Le “clergé” mauritanien, conservateur et méfiant des idées venant de l’Occident, a toujours évité ce thème sensible qui trouve même un fondement juridique dans une confusion auto-entretenue de la lecture et de l’interprétation des grands jurisconsultes musulmans.
Bref, espérons que cette question des droits de l’homme ne soit pas une monnaie d’échange dans des négociations qui s’annoncent compliquées. Après le pétrole contre nourriture qui a fait des ravages en Irak, allons-nous imposer aux mauritaniens de livrer la sardine en échange d’un blanc seeing sur les droits de l’homme?
Pour en revenir à l’accord, précisons que les signataires s’étaient heurtés à une divergence d’interprétation sur la date d’entrée en vigueur. Nouakchott défendait comme point de départ le 1er août 2012, jour de la signature, alors que Bruxelles préférait retenir la date de ratification par le parlement européen, intervenue en décembre 2012.
Pour le renouvellement du protocole, les 2 parties ont mené trois (3) rounds de négociations infructueuses. Elles se sont heurtées au montant annuel de la contre partie financière européenne qui était de 114 millions d’euros pour une flotte de 110 navires autorisée à pêcher 300.000 tonnes dans l’accord précédent, rapport auquel Bruxelles réclame une révision à la baisse.
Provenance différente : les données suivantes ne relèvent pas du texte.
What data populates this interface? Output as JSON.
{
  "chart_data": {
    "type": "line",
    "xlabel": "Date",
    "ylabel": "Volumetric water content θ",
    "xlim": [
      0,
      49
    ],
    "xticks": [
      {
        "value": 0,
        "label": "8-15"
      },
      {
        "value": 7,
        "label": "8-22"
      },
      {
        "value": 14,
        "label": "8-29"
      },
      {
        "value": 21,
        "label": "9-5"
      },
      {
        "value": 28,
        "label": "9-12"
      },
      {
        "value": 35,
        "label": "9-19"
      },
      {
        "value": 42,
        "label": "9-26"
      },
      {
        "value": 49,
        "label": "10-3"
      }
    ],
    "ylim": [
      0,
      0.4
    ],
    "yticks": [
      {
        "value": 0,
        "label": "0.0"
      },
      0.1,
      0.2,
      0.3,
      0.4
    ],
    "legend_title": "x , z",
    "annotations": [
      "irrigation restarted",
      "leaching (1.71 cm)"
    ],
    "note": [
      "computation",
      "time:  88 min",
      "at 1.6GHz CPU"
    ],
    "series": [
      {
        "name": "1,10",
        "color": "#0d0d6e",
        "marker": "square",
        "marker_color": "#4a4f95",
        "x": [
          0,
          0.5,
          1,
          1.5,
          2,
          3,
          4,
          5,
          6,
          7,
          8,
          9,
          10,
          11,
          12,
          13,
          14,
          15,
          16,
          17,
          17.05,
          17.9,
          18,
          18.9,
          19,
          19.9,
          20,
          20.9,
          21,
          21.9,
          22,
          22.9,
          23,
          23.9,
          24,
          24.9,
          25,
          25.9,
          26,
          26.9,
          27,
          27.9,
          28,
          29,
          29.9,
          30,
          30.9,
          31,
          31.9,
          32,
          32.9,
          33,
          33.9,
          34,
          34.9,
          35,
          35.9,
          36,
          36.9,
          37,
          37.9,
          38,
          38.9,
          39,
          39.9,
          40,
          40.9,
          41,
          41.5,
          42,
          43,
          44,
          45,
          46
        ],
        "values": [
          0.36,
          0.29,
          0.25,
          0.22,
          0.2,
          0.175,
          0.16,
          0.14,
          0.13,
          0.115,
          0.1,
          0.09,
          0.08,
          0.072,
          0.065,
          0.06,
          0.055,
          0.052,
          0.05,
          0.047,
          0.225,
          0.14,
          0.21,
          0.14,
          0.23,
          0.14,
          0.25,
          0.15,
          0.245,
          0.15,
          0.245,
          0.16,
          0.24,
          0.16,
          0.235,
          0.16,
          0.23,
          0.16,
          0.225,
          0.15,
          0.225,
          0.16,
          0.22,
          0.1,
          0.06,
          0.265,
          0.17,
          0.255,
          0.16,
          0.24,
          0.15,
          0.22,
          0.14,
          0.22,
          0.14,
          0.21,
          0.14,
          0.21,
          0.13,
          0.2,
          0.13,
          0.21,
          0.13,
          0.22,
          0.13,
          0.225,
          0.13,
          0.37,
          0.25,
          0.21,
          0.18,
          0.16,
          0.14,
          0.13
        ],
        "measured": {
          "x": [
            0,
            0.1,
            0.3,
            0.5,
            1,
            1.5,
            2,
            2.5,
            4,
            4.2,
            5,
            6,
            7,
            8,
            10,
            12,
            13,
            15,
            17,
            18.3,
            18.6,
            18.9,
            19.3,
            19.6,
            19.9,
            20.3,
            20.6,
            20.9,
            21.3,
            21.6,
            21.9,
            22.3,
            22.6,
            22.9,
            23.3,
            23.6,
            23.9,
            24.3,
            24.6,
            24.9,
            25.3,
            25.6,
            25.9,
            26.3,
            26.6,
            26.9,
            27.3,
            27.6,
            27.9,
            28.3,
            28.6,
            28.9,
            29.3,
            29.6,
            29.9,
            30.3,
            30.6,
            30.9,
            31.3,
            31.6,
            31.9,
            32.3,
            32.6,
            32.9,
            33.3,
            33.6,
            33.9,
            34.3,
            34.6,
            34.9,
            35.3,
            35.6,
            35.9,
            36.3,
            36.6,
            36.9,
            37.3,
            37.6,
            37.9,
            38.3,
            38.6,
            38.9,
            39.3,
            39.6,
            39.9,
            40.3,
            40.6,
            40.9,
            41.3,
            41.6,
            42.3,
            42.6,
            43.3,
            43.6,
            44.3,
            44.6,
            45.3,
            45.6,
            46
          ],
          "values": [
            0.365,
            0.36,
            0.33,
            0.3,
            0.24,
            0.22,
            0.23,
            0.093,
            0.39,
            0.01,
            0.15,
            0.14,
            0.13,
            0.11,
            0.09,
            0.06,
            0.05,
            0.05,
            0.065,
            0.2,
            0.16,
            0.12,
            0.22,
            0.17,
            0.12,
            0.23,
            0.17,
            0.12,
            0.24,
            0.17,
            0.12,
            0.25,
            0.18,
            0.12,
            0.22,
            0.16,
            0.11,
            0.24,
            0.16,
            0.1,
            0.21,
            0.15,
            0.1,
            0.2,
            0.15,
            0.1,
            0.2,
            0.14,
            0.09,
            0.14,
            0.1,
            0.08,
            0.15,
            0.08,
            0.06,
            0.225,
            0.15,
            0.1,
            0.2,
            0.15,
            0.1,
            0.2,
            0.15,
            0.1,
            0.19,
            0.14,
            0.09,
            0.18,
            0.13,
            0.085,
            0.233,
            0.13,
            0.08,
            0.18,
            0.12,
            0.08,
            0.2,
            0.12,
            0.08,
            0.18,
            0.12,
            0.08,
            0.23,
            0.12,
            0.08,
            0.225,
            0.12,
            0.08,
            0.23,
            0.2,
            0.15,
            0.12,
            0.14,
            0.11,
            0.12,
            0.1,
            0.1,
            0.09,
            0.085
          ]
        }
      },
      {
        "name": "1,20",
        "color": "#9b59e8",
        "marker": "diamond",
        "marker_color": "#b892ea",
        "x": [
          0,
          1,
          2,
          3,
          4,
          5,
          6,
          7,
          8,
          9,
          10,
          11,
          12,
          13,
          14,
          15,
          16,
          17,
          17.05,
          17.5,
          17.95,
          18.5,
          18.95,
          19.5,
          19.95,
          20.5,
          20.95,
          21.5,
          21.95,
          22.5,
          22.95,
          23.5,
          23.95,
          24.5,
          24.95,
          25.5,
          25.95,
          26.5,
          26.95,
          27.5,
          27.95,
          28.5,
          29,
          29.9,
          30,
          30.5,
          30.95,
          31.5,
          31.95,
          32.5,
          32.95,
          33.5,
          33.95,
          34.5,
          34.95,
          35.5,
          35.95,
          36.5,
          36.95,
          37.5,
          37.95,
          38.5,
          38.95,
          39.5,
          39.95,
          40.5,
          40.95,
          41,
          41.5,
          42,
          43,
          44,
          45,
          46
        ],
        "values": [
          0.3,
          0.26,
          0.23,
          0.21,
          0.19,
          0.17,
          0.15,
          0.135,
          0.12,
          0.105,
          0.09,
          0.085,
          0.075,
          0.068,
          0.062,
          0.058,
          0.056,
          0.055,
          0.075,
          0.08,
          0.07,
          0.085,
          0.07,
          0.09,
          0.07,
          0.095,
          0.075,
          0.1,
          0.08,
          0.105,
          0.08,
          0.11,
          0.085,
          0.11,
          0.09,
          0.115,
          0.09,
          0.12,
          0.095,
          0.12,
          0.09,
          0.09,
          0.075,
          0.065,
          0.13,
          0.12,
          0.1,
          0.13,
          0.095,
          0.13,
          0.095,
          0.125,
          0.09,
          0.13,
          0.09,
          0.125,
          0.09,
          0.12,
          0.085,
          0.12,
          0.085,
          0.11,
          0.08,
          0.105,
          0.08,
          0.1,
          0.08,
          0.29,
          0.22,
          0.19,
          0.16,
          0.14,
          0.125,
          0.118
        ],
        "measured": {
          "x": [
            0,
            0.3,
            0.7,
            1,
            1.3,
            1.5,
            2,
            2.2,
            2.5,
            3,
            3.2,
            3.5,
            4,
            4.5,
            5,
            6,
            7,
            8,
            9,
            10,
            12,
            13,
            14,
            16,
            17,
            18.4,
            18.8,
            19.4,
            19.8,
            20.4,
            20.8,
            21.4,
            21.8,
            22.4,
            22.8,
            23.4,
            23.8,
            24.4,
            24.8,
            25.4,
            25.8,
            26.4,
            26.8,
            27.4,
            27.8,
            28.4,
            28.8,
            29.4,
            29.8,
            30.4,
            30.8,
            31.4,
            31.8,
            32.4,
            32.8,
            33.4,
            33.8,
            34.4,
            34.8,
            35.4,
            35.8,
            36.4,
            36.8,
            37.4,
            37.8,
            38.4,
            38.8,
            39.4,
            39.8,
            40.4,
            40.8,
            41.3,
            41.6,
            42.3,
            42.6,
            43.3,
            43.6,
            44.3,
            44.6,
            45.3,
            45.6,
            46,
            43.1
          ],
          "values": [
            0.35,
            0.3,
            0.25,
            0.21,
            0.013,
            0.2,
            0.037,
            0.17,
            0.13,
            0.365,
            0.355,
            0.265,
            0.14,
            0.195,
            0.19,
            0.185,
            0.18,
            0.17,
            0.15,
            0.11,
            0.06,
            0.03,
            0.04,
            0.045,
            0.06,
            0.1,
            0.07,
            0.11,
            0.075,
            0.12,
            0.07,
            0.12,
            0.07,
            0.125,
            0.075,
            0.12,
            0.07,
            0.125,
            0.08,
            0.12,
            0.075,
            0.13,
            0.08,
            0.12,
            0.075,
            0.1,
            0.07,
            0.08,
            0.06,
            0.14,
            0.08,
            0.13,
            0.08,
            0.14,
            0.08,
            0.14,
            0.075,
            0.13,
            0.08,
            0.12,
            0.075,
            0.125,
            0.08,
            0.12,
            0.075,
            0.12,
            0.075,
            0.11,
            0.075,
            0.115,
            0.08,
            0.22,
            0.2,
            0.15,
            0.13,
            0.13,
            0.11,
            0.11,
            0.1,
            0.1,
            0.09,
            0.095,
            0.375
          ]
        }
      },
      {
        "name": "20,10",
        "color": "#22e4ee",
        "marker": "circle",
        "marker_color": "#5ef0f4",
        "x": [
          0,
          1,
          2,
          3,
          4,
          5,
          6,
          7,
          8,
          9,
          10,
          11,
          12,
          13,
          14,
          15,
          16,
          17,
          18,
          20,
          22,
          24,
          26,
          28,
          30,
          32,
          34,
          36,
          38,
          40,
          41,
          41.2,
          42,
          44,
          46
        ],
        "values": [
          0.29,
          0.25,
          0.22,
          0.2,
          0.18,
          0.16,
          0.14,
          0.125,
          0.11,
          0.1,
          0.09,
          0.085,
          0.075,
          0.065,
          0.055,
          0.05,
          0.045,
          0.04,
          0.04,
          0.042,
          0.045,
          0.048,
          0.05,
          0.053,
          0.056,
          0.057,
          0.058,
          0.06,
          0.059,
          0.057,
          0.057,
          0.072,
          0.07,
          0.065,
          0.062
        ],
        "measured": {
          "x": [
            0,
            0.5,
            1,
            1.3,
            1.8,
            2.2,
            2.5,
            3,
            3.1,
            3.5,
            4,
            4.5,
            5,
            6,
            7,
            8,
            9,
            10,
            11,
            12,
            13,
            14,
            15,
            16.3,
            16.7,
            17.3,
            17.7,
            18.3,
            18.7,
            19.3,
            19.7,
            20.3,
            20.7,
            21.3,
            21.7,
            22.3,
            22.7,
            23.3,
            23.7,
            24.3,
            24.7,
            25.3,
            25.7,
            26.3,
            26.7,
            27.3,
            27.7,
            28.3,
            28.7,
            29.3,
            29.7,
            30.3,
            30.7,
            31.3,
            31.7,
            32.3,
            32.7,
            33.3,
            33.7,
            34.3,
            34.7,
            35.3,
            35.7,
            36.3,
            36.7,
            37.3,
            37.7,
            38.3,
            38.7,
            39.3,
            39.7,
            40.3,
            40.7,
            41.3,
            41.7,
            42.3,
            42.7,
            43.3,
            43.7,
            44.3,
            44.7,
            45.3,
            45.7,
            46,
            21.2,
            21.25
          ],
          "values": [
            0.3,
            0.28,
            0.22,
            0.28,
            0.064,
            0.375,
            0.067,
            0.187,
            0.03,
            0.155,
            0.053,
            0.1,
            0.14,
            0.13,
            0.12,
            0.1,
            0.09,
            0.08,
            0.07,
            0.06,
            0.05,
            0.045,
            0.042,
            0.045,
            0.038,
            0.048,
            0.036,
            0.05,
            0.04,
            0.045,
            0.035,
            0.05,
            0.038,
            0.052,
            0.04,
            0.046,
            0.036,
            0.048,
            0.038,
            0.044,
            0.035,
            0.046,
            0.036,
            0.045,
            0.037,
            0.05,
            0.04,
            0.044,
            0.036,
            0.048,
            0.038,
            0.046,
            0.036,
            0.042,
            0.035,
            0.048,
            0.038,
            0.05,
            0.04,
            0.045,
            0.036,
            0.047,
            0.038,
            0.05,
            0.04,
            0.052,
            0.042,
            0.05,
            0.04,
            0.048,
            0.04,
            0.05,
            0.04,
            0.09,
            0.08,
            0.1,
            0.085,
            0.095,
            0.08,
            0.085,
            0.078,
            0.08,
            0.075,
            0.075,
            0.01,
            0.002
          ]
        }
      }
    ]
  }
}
Les bateaux composant cette flotte sont essentiellement espagnols.
L’accord 2012/2014 avait été présenté comme «historique car permettant à la fois la satisfaction des besoins européens et la préservation des ressources halieutiques nationales au profit de la pêche artisanale».
A noter que dans les grandes négociagions sur le climat, l’Espagne qui met en avant ses avancées sur l’économie verte reste muette sur les pratiques d’une vieille flotte polluante qui pêche avec des filets souvent non réglementés. A moins que le souci environnemental ne soit pas le même chez les ibères et chez les bougnouls?